News flash: I was wrong. If ColSux goes belly-up that's just too damn bad, says the NJCCC. Or words to that effect. Stein's proposed solution would left him only nominally in the driver's seat, with Yung regaining title to the A.C. Trop. The NJCCC also dealt a verbal smackdown to Stein, partly for exceeding his mandate -- not to mention his employment of a car service to ferry him to and from Hackensack.
Meet the new boss, quite different from the old boss. "In 25 years I never had a layoff, and I don't intend to start now." With those words, Robert Dingman (above) got off on the right foot as trustee of Casino Aztar. (Dingman says he might even -- Gasp! -- increase staffing. That sound you hear is Bill Yung reaching for his defibrillator.)
The Evansville riverboat is entering an odd interregnum in which it will be run by the State of Indiana on Columbia Sussex's dime (and I use "dime" advisedly) while the state vets would-owner Eldorado Resorts, whose interests include co-ownership of the Silver Legacy -- an exceptionally comfortable casino-hotel, the nicest in downtown Reno, when I was hosted there ... admittedly, back in the last century.
Having faced off with the Carano family during his Harrah's Entertainment years, Dingman gives them the thumbs up as "great operators ... our nemesis in Reno."
The latter ponied up $220 million* for the gaming vessel ($5 million less than expected) on the very day Columbia Sussex was likely to be stripped of its license. Yung's company had reneged on commitments to the city of Evansville, both in terms of employment levels and bringing in a new boat. It also ceased Aztar Corp.'s practice of supporting local charities and vendors.
Eldorado -- which evidently relishes challenging riverboat markets -- plunked down $169 million two years ago (plus an additional $9 million last month) for a Bossier City, La., boat and that would put Casino Aztar within its price range. Still, with credit markets being what they are, I'm awaiting disclosure of the terms of sale with bated breath.

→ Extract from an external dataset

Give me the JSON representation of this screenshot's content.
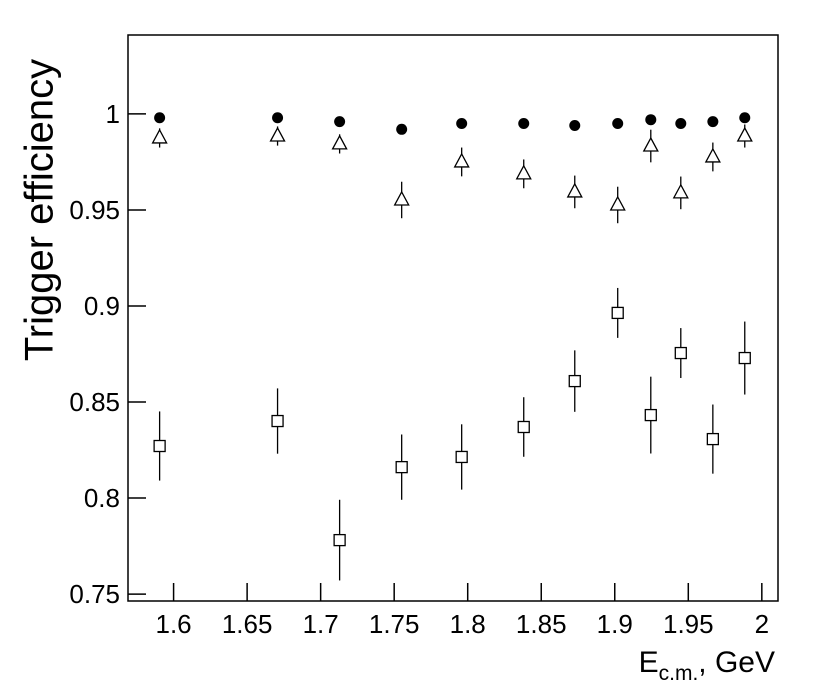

"Our long nightmare is over," added Dingman. Although he's worked in some of Harrah's most far-flung markets, from Vicksburg to New Zealand, serving in the Vietnam War will probably turn out to be Dingman's best preparation for dealing with the scorched-earth tactics of Bill Yung. (As more than one Courier-Post reader points out, the new casino resort in French Lick has leapfrogged past Casino Aztar while Yung was busy subdividing pennies.) Apparently Yung's can't-fail business strategies included eradicating or severely diminishing promotional allowances.
No wonder Casino Aztar is 11th out of 11 Hoosier State casinos. (Only third-lowest in revenue, though.) In FY07, French Lick was breathing down Casino Aztar's neck, $111 million to $123.5 million.

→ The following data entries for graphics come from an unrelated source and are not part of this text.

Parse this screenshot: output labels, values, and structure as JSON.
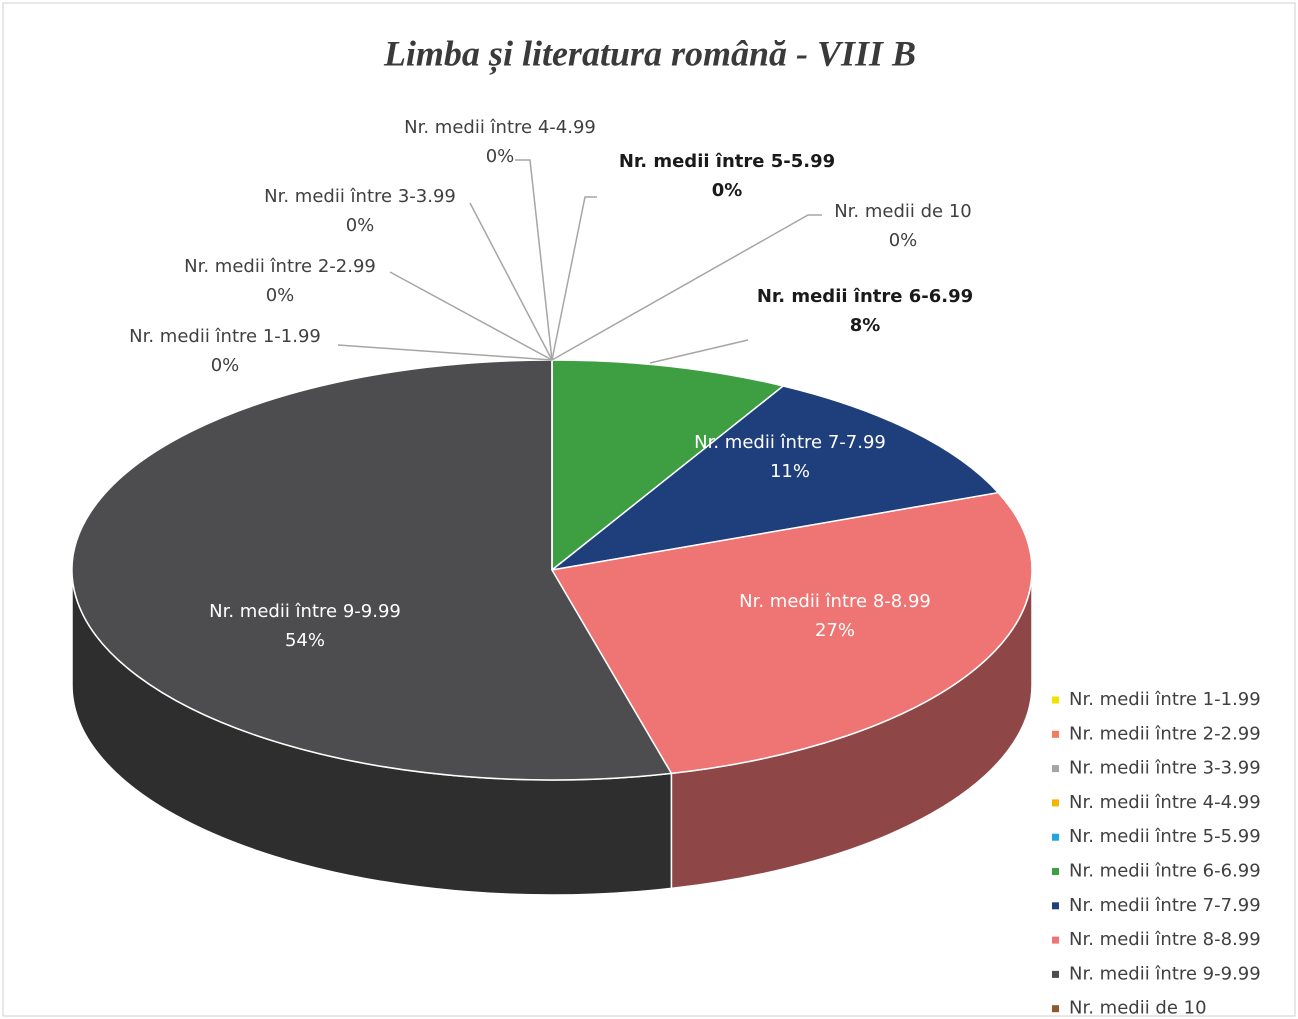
{
  "chart_data": {
    "type": "pie",
    "title": "Limba și literatura română - VIII B",
    "categories": [
      "Nr. medii între 1-1.99",
      "Nr. medii între 2-2.99",
      "Nr. medii între 3-3.99",
      "Nr. medii între 4-4.99",
      "Nr. medii între 5-5.99",
      "Nr. medii între 6-6.99",
      "Nr. medii între 7-7.99",
      "Nr. medii între 8-8.99",
      "Nr. medii între 9-9.99",
      "Nr. medii de 10"
    ],
    "values": [
      0,
      0,
      0,
      0,
      0,
      8,
      11,
      27,
      54,
      0
    ],
    "value_labels": [
      "0%",
      "0%",
      "0%",
      "0%",
      "0%",
      "8%",
      "11%",
      "27%",
      "54%",
      "0%"
    ],
    "colors": [
      "#f2e200",
      "#ef7d5e",
      "#a5a5a5",
      "#f5b400",
      "#1fa6df",
      "#3e9e42",
      "#1f3f7c",
      "#ef7474",
      "#4d4d4f",
      "#8c5a2e"
    ],
    "legend": "right"
  }
}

This Should Be Interesting Dept. The Courier-Press adds that "Dingman has been granted broad powers to spend Columbia Sussex's money on operating and improving the casino," which apparently suffers from a shortage of dealers, among other things. But has he been granted broad Columbia Sussex money to spend? Yung is notoriously loath in that respect, so Dingman can probably look forward to having to play hardball with the corporate colossus of Fort Mitchell, Ky.
Bottom line: I've seen how the Caranos operate and I've seen how Bill Yung operates. Eldorado in/ColSux out is a happier ending to this story than we could have hoped for, say, two months ago.
* -- The price is sometimes reported as $245 million because of a conditional $25 million Eldorado will kick in if it hits certain (undisclosed) metrics. The two companies are essentially making a wager that Eldorado can do something comparable to what it did in Bossier City, where it grew revenue 18% over a two-year period, in a declining market.